L'encyclique Caritas in veritate, entre tradition chrétienne et monde moderne
Martin Schlag

I.Introduction

En 1895, Georg Jellinek a publié la première édition de son livre « La déclaration des droits de l'homme et du citoyen »1. La teneur de l'ouvrage a fait l'objet d'une polémique enflammée. Jellinek soutient que tant la Déclaration française des droits de l'homme et du citoyen de 1789 que celle des Etats-Unis (et, par là, les diverses déclarations rédigées dans le monde occidental) sont, en dernier ressort, le fruit des luttes pour garantir la liberté religieuse. « L'idée d'établir légalement des droits de l'homme indiscutables innés et sacrés n'est pas d'origine politique, mais religieuse. Ce que l'on avait jusqu'alors considéré comme œuvre de la révolution est, en réalité, le fruit de la réforme protestante et des conflits qui en ont découlé ».2. Je ne suis pas, à l'heure présente, en mesure d'analyser si le contenu d'une telle thèse, séduisant à plus d'un titre, est correct. Ce à quoi je m'attache, c'est de mettre en lumière un aspect que suppose la thèse de Jellinek: « Y a-t-il une continuité substantielle entre la tradition chrétienne et le monde moderne? Ou, au contraire, la modernité est-elle due à la rupture et à la discontinuité d'avec cette tradition chrétienne? ».3.

Max Weber, en exposant sa thèse dans l'ouvrage « L'éthique protestante et l' « esprit » du capitalisme » 4, s'est trouvé notablement influencé par l'œuvre de Jellinek. Weber transforme le matériel historique constitutionnel en modèle d'explication des évolutions sociales en général. Il affirmait substantiellement que les forces matérielles et économiques ne sont pas les seules à changer le monde, mais qu'il y a aussi les forces religieuses, et que ces dernières, s'agissant de la société occidentale industrielle, ont eu leur influence concrète sur la question. 5.

L'Encyclique du Pape Benoît XVI, quoique ne dépendant pas, explicitement, de Max Weber, en inscrit les affirmations dans un contexte plus large, par une argumentation qui ne s'avère pas simple à comprendre en première lecture. 6. Dans les pages qui suivent, nous allons tenter d'exposer la thèse selon laquelle Benoît XVI, dans l'Encyclique veritas in caritate, cherche les éléments de la tradition chrétienne qui pourraient être utiles à l'économie moderne, dont la fin se doit d'être, selon le document du Pape, le développement intégral de l'homme.

Caritas in veritate est quantitativement l'encyclique sociale la plus étendue de l'histoire, tout en n'étant pas en reste pour ce qui est de sa teneur.
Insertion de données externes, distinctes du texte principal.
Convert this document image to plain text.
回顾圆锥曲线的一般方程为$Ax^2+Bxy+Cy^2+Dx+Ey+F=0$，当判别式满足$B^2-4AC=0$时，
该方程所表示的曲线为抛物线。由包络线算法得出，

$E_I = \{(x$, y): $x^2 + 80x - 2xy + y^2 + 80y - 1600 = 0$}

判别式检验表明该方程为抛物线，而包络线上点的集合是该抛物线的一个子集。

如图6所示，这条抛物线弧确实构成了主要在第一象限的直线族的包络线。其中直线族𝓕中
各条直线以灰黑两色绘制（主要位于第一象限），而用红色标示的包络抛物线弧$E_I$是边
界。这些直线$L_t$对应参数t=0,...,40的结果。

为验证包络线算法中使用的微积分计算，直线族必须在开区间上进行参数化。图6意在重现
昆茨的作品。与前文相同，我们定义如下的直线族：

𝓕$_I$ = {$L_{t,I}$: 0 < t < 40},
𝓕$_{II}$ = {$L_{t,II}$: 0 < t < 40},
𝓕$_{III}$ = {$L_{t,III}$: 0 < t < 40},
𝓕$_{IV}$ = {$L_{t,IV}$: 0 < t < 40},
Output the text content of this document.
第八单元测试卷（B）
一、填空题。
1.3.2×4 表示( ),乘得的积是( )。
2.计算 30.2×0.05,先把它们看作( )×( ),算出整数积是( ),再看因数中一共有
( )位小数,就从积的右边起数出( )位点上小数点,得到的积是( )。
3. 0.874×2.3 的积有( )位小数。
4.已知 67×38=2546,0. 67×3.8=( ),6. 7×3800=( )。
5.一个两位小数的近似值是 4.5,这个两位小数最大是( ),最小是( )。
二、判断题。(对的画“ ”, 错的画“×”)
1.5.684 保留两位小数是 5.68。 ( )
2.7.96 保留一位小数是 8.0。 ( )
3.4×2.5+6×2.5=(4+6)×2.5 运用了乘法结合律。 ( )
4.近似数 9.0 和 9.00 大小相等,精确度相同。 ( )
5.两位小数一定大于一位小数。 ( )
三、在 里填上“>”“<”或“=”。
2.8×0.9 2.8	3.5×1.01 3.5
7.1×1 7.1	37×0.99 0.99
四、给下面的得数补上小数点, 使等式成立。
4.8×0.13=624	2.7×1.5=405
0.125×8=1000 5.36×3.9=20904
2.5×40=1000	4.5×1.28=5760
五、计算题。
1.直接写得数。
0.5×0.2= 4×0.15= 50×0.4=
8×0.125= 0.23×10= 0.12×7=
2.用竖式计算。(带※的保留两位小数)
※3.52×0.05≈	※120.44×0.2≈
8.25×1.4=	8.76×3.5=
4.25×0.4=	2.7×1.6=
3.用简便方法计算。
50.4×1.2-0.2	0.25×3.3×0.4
Elle soulève de nombreuses questions à même d'entraîner un changement de mode de pensée et de susciter des points de vue novateurs.

Dans la présente introduction à l'encyclique, j'aimerais mettre en avant deux des points dont l'importance me paraît particulièrement à souligner.
Le premier de ces points consiste en ce que l'on appelle « l'orientation anthropologique » de la doctrine sociale de l'Eglise soulignée par l'encyclique.7. Benoît XVI, en effet, affirme que « la question sociale s'est radicalement transformée en une question anthropologique ».8. Le souverain Pontife emploie ces paroles s'agissant surtout de la rationalité technique. Cette rationalité, qui ne serait qu'instrumentale, ne pourrait couvrir toute la superficie de l'humain. Si la raison connaît les choses exclusivement en tant que moyens qui peuvent s'employer, on perd la possibilité de les contempler aussi comme fins. « Savoir » et « connaître » s'identifient, fréquemment à un « savoir ce que l'on peut faire avec quelque chose ».9. Un recours excessif aux mathématiques et l'emploi exagéré de méthodes économétriques en économie font que parfois, l'on ne tient déjà plus compte du sens humain évident de l'ouvrage.10. Il est question du désir de créer une science « exacte » comme les sciences naturelles dans un milieu où cela ne se peut, nommément dans le milieu de la personne humaine, de son activité sociale et économique, du développement humain intégral, etc. Chacune de ces réalités exige une méthode différente. Bien plus, c'est le pourquoi de l'emploi de telle ou de telle méthode qui devrait en lui-même constituer l'objet de l'étude. Ce n'est pas à la méthode de décider de l'objet à étudier. Comme il n'en est pas ainsi, il se produit ce que Spaemann définit comme la fin d'une prétendue « pureté scientifique »; la science moderne a éliminé progressivement les anthropomorphismes, au point que l'homme même s'est transformé en un « anthropomorphisme ».11. Pour dépasser cette orientation Benoît XVI a recours à des termes comme « gratuité », « don », « relationnel», »réciprocité »... dont il va être question ci-dessous.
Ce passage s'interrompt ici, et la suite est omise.